The group believes U.S. coffee drinkers, the largest coffee market in the world, will pay 10 cents more for a cup of coffee or up to $10 a pound for coffee it certifies as produced from "fair trade" beans.
"For most people, 10 cents a day is nothing," said Jason Mark, a spokesman for Global Exchange, another nonprofit group among more than 40 sponsoring the effort.
In the next two weeks, 82 retail stores and coffee shops in the Bay Area will also sell coffee certified by the group, including some Safeway and Whole Foods stores.
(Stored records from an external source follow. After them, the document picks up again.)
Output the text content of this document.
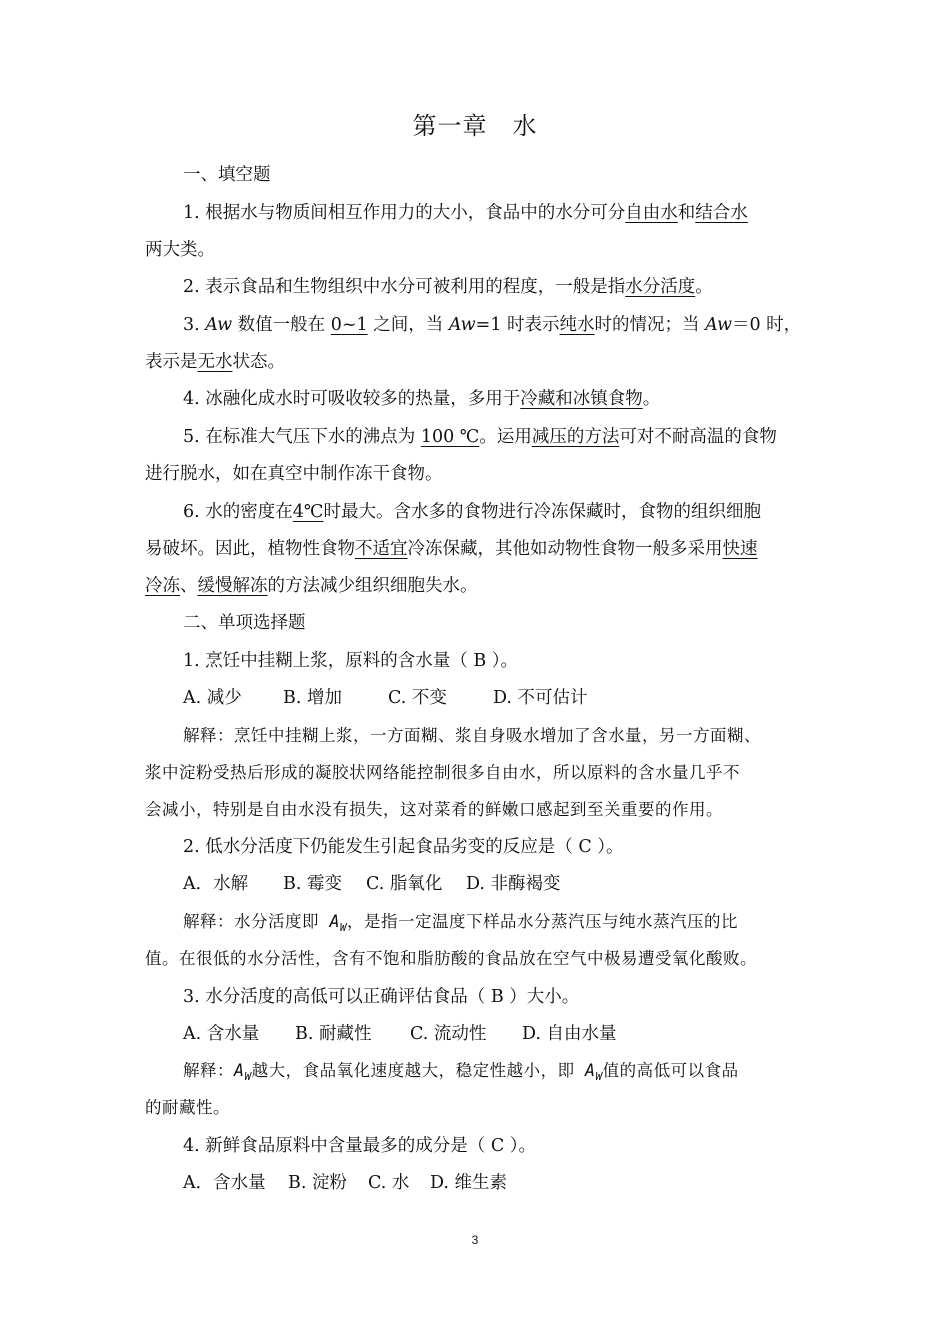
第一章　水
一、填空题
1. 根据水与物质间相互作用力的大小，食品中的水分可分自由水和结合水
两大类。
2. 表示食品和生物组织中水分可被利用的程度，一般是指水分活度。
3. Aw 数值一般在 0~1 之间，当 Aw=1 时表示纯水时的情况；当 Aw＝0 时，
表示是无水状态。
4. 冰融化成水时可吸收较多的热量，多用于冷藏和冰镇食物。
5. 在标准大气压下水的沸点为 100 ℃。运用减压的方法可对不耐高温的食物
进行脱水，如在真空中制作冻干食物。
6. 水的密度在4℃时最大。含水多的食物进行冷冻保藏时，食物的组织细胞
易破坏。因此，植物性食物不适宜冷冻保藏，其他如动物性食物一般多采用快速
冷冻、缓慢解冻的方法减少组织细胞失水。
二、单项选择题
1. 烹饪中挂糊上浆，原料的含水量（ B ）。
A. 减少 B. 增加	C. 不变	D. 不可估计
解释：烹饪中挂糊上浆，一方面糊、浆自身吸水增加了含水量，另一方面糊、
浆中淀粉受热后形成的凝胶状网络能控制很多自由水，所以原料的含水量几乎不
会减小，特别是自由水没有损失，这对菜肴的鲜嫩口感起到至关重要的作用。
2. 低水分活度下仍能发生引起食品劣变的反应是（ C ）。
A．水解 B. 霉变 C. 脂氧化 D. 非酶褐变
解释：水分活度即 $A_W$，是指一定温度下样品水分蒸汽压与纯水蒸汽压的比
值。在很低的水分活性，含有不饱和脂肪酸的食品放在空气中极易遭受氧化酸败。
3. 水分活度的高低可以正确评估食品（ B ）大小。
A. 含水量 B. 耐藏性 C. 流动性 D. 自由水量
解释：$A_W$越大，食品氧化速度越大，稳定性越小，即 $A_W$值的高低可以食品
的耐藏性。
4. 新鲜食品原料中含量最多的成分是（ C ）。
A．含水量 B. 淀粉 C. 水 D. 维生素
3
TransFair has signed agreements with about 20 more retailers.
Eventually, TransFair USA officials hope their certification will be accepted into the mainstream. One of the most successful attempts, the group cites, was a campaign against tuna caught with nets that also trap dolphins. A campaign by an advocacy group helped reverse demand for tuna caught with dolphin-friendly nets. More than 90 percent of the tuna sold in U.S. markets today are caught in nets without snaring dolphins.
The group saw Berkeley residents as the most receptive audience. In June, city officials mandated that all city coffee must be labeled fair trade and be organically grown, and many coffee shops in Berkeley already sell fair trade coffee that is not labeled so by TransFair. Oakland mayor Jerry Brown has also said he was interested in a similar agreement.
Mark said the group is attempting to get Starbucks to sell coffee certified by TransFair USA.